In countries which already permit embryo research, there are no "compelling moral arguments" why the time limit for experimentation should not be doubled say ethics experts.
Currently, research on embryos is limited in many countries to a maximum period of 14 days after their fertilisation in the lab.
But ethicists Dr John Appleby of Lancaster University with Professor Dr Annelien Bredenoord of University Medical Center Utrecht believe the current limit is "no longer adequate for current scientific developments."
Dr Appleby and Professor Dr Bredenoord said: "The 14 day rule has been a very successful example of international science regulation, but it should not become a dogma in itself and it should be revisited when no longer fit to purpose."
Until recently, scientists have not been able to culture and sustain embryos in vitro as long as (or beyond) 14 days but this has now changed.
"There are both scientific and ethical reasons to extent the 14 day rule to for example 28 days. Extending the window for embryo research to 28 days would allow scientists to reveal a new in-depth chapter of knowledge about the developmental processes that take place in embryos."
This could help improve the safety of current IVF procedures and help doctors understand why miscarriages occur.
Another reason is the emergence of ground breaking stem cell research leading to the creation of "organoids", which are miniature models of human organs, as well as synthetic embryos.
Synthetic embryos are cultivated in the lab from human stem cells and though they are not yet able to develop fully, recent scientific advances suggest this may eventually become possible.
"Synthetic embryos could prove to be valuable for the sake of creating a limitless supply of research embryos, which of course poses ethical questions in itself, and also for the sake of enabling the creation of embryos for infertile persons who wish to have children without the need to use sperm or egg donors."
Extending the limit to 28 days would also enable more research into "organoids", which consist of stems cells in a 3D structure and can take the form of eye, brain, kidney or intestine.
"For example, they can be used in their own right to understand the physiology and development of organs, or they can be used as personalised and precise human models for drug testing."
Research into both embryos and organoids could even be combined.
"Not only could organoids act as a natural 3D support medium for the development and implantation of embryos, but organoids may also offer dynamic biological models to help researchers understand what makes pregnancies successful and what causes miscarriages."

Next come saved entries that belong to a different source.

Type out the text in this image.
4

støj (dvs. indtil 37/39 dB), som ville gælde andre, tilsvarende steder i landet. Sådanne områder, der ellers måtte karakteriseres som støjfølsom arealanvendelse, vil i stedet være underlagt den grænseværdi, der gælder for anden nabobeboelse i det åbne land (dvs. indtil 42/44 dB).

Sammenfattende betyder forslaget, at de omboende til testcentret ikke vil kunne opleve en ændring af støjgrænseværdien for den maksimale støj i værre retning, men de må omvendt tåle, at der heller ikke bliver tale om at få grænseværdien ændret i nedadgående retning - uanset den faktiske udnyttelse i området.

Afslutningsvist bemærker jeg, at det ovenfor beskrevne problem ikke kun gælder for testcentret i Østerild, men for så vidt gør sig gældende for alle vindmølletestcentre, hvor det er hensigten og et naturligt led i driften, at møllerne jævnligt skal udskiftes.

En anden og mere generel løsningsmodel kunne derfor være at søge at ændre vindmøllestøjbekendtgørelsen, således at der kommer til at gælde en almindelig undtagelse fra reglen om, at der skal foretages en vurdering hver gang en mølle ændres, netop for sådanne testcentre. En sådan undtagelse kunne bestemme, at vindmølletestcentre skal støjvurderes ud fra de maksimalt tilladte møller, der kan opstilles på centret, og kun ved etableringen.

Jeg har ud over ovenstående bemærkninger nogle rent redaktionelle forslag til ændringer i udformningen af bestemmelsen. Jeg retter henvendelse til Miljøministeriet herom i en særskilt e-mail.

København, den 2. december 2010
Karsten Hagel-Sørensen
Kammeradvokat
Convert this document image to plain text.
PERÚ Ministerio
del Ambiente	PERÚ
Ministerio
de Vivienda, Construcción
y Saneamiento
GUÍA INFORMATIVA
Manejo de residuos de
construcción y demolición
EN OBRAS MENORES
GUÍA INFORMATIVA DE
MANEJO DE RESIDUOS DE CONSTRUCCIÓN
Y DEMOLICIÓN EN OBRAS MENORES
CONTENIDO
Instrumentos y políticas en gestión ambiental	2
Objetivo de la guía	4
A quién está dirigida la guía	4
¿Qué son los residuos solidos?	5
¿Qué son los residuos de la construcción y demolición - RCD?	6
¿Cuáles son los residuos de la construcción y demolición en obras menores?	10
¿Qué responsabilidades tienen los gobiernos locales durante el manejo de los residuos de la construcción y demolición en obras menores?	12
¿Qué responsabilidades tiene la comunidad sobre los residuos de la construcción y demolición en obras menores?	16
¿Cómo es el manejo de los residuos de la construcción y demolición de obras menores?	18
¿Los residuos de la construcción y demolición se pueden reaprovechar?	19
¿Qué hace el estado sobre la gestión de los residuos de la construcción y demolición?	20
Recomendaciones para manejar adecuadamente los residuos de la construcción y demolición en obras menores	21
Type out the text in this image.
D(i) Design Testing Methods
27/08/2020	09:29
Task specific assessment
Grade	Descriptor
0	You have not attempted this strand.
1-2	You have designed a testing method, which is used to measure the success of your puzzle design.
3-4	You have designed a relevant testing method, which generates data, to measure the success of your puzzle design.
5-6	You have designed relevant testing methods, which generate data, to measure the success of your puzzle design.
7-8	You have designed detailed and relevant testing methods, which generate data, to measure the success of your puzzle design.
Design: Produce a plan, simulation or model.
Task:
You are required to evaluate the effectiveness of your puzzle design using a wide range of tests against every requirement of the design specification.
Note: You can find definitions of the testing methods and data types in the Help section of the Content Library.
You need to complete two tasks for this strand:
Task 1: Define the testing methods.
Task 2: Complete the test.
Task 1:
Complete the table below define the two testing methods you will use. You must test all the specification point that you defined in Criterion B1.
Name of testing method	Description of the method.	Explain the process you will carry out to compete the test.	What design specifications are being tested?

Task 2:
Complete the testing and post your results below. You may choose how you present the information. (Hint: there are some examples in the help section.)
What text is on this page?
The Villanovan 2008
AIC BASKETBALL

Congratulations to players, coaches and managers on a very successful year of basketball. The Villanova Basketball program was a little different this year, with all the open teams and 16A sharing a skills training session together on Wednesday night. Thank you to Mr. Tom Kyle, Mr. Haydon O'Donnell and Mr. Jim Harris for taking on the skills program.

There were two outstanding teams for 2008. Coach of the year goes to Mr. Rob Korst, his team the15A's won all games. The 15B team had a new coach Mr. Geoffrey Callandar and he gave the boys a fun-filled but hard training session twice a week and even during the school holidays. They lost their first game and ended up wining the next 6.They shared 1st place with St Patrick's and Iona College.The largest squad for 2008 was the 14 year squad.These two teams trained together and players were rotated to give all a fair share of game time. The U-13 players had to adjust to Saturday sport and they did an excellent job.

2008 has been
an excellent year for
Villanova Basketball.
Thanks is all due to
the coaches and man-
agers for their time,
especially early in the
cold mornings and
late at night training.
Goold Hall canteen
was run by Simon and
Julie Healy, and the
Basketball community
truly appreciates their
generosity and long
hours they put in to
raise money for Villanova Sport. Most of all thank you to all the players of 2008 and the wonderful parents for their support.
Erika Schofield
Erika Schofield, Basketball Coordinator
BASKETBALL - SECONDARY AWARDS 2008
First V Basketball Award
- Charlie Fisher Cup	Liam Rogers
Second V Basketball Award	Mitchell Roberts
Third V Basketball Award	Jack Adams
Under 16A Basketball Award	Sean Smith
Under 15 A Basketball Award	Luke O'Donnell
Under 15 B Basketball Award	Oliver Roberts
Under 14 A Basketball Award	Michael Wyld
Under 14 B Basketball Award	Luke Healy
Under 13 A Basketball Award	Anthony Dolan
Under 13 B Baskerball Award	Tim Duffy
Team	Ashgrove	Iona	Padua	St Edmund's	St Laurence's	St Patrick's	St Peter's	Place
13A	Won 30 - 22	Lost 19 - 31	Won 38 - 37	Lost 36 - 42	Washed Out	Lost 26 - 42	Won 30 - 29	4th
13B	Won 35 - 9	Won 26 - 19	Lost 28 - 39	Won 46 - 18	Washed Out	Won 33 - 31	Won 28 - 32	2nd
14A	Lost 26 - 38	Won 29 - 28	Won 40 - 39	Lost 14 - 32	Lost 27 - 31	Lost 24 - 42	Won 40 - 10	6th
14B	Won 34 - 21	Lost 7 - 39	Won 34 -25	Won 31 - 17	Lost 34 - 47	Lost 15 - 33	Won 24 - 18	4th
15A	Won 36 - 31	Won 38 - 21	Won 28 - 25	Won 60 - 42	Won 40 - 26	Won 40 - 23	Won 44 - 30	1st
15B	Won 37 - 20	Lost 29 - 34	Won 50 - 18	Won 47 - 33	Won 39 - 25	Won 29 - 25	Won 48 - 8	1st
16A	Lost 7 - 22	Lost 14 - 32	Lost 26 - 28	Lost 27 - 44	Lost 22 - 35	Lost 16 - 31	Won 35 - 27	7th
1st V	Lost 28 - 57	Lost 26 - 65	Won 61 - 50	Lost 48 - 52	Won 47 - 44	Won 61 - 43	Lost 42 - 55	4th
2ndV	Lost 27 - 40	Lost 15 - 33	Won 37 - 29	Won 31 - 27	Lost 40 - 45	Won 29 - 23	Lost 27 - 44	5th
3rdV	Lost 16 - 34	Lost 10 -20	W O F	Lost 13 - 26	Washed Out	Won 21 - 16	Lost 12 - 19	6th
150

Other benefits include furthering reproductive research on human egg and sperm cells derived in the lab from stem cells. These could potentially allow infertile and same sex couples to have genetically related children, created from their own stem cells.
Research into gene editing on embryos to treat genetic disease like Huntingdon's would also benefit from an extended period of research.
The researchers argue that embryos designated for research rather than potential pregnancy are already earmarked for destruction at 14 days and so have no potential to develop into human beings.
"It is also impossible for the embryo to experience sentience, pain or suffering within 28 days because it has no functional neural connections or sensory systems.
"Any consultation model for amending rules in reproductive science should involve discussion with the public and a multidisciplinary array of experts, promoting inclusivity and trust".